Don't improvise chain config or parent-chain RPC values. Use Robinhood Chain's official node-operator instructions for those — this guide only covers the (verified) snapshot restore workflow.
Step 5 — Confirm your node is actually in sync
Once your node is running, cross-check its block height against Robinhood Chain's public RPC and Blockscout explorer — they should track closely once your node finishes catching up from the snapshot's timestamp to the present:
curl -s -X POST http://localhost:8547 \
-H "Content-Type: application/json" \
-d '{"jsonrpc":"2.0","method":"eth_blockNumber","params":[],"id":1}'Compare the result against the same call against https://rpc.mainnet.chain.robinhood.com, or simply check the latest block shown on the block explorer.
Why you might still want your own long-lived archive
Titan Snapshots only retains the 3 most recent daily snapshots.
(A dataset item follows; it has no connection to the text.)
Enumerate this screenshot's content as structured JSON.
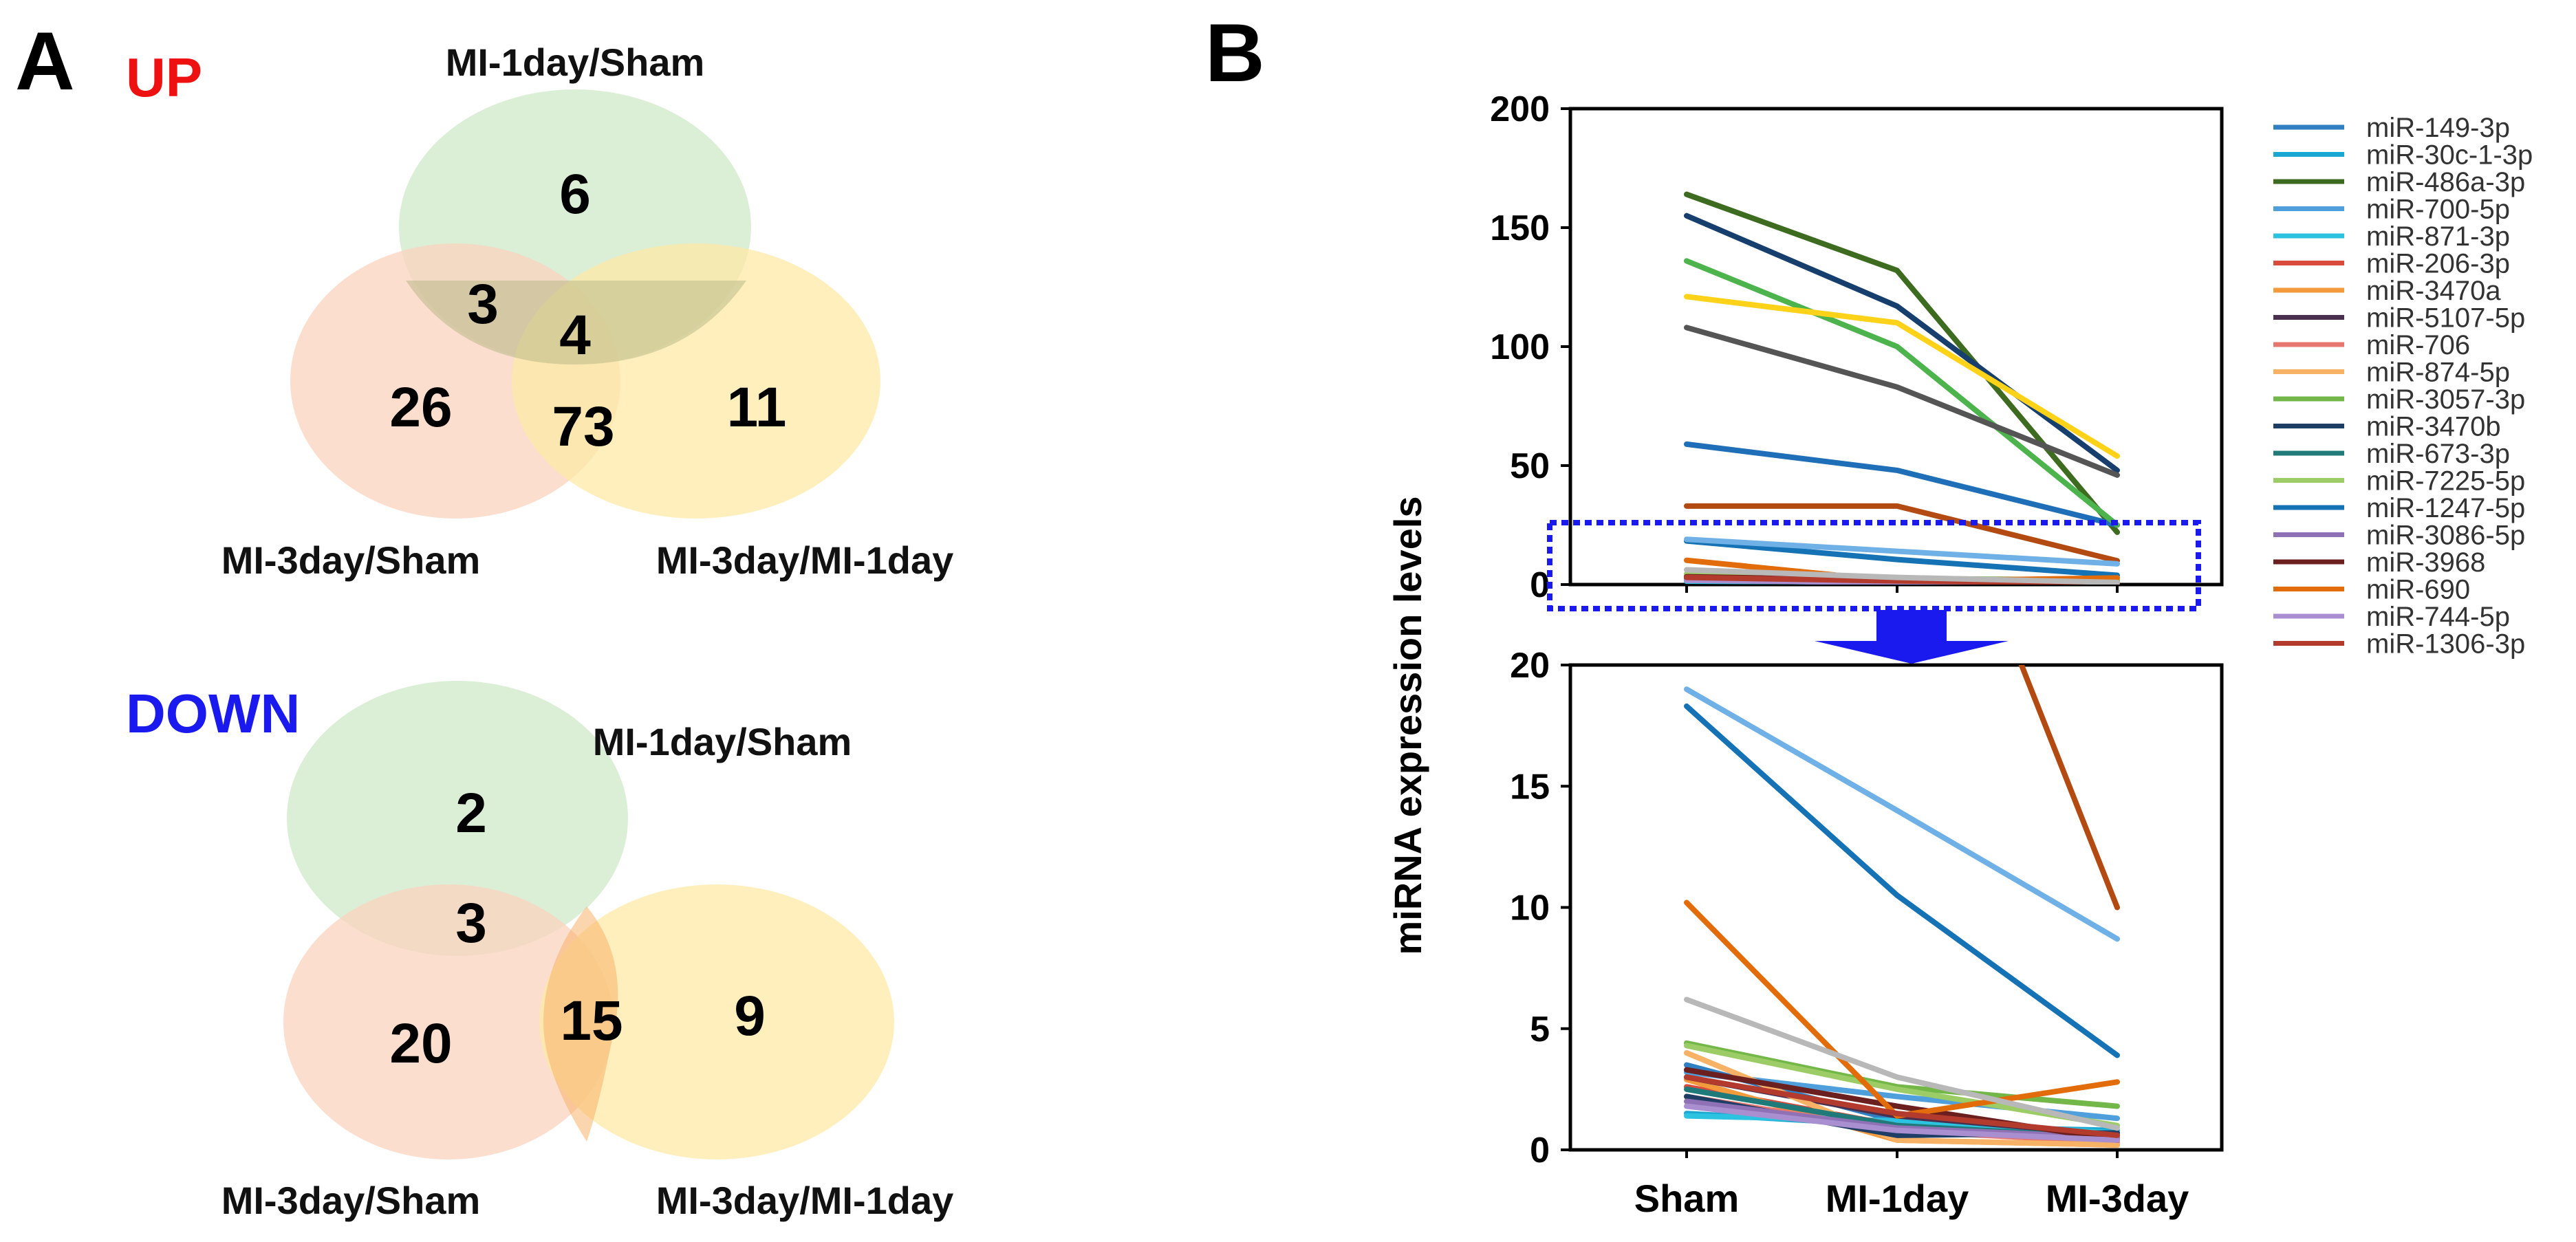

If you need a specific historical state older than that window, you need to either already be running your own archive node or fetch that day's snapshot before it's pruned.
Risks and limitations
- A snapshot reflects chain state as of its generation timestamp, not the live tip — your node still has to sync the remaining blocks after restoring it.
- Always verify the published .sha256 checksum before trusting a downloaded archive, even from a Titan-operated service.
- An archive node needs meaningfully more disk than a non-archive node and grows over time; plan storage accordingly.
- Snapshot filenames, retention windows, and exact verification commands can change — treat this guide as a map of the process, and defer to the live pages at snapshot.titandeployer.com for current specifics.
- This guide does not cover parent-chain RPC selection or Nitro launch flags, since guessing those wrong for a production chain is worse than not documenting them at all.